New dashboard, more diseases: N.L.'s COVID-19 hub adding data on other respiratory illnesses
New dashboard will include data on influenza, RSV
Newfoundland and Labrador is overhauling its COVID-19 dashboard to include data on influenza and other respiratory viruses, including RSV, but some data publicly available since the start of the pandemic will no longer be shared.
The province's chief medical officer of health, Dr. Janice Fitzgerald, announced Friday the switch to a "respiratory activity dashboard," which will collect data from different circulating viruses in one place.
"The new dashboard is really going to look at COVID as well as flu and other respiratory viruses that are circulating at the moment," Fitzgerald said. "It's sort of one-stop shopping for respiratory virus season."
The new dashboard will be updated weekly on Fridays with the number of hospitalizations, admissions to intensive-care units and other data, along with new information, including the number of calls to the 811 health line about respiratory infections and ER visits involving those diseases.
It will also include the number of COVID-19 deaths each week with a graph of how case numbers and hospitalizations change over time — but a breakdown of deaths by age won't be part of the new portal.
"Part of the reason for that is really that, you know, we're trying to respect privacy as we see lower levels of deaths," said Fitzgerald. "And we certainly don't want to inadvertently, you know, breach privacy in any way."
The Health Department stopped providing a regional breakdown earlier this year.

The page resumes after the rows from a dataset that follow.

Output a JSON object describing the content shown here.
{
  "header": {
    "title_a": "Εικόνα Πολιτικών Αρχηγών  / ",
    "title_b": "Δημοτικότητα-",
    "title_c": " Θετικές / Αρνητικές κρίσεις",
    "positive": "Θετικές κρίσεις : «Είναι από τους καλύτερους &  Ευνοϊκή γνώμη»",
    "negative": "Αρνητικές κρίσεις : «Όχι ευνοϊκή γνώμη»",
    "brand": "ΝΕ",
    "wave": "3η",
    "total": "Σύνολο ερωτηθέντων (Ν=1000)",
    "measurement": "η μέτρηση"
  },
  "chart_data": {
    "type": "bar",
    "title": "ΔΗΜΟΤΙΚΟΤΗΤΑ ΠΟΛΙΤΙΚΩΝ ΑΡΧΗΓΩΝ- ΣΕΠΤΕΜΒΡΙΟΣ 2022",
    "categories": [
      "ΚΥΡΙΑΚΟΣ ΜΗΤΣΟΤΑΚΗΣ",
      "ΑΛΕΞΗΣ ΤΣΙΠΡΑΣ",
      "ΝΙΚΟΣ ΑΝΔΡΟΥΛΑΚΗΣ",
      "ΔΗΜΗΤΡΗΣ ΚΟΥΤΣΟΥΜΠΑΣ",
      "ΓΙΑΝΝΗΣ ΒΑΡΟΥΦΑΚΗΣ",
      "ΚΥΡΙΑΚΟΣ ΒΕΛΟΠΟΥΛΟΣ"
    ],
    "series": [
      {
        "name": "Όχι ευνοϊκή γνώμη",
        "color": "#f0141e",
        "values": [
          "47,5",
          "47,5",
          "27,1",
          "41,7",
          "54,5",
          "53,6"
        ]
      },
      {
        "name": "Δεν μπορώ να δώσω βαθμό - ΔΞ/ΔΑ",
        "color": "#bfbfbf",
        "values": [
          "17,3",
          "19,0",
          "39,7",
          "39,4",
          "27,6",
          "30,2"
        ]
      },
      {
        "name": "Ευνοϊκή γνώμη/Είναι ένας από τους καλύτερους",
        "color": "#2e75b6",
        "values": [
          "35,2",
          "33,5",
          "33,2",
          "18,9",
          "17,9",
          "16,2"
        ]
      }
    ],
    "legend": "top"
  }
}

Fitzgerald said the change was made because it was based on regional health authorities — and the province merging the authorities into Newfoundland and Labrador Health Services changes that approach.
The addition of other respiratory illnesses to the dashboard will replace weekly PDF reports that show the number of flu outbreaks and which strains are circulating.
That data won't be shared on the new dashboard, Fitzgerald said, but it will still be collected to help with programs and public health responses.
"We think what we've put on the website right now is certainly what will give the public the means to be able to make that assessment for themselves," Fitzgerald told reporters.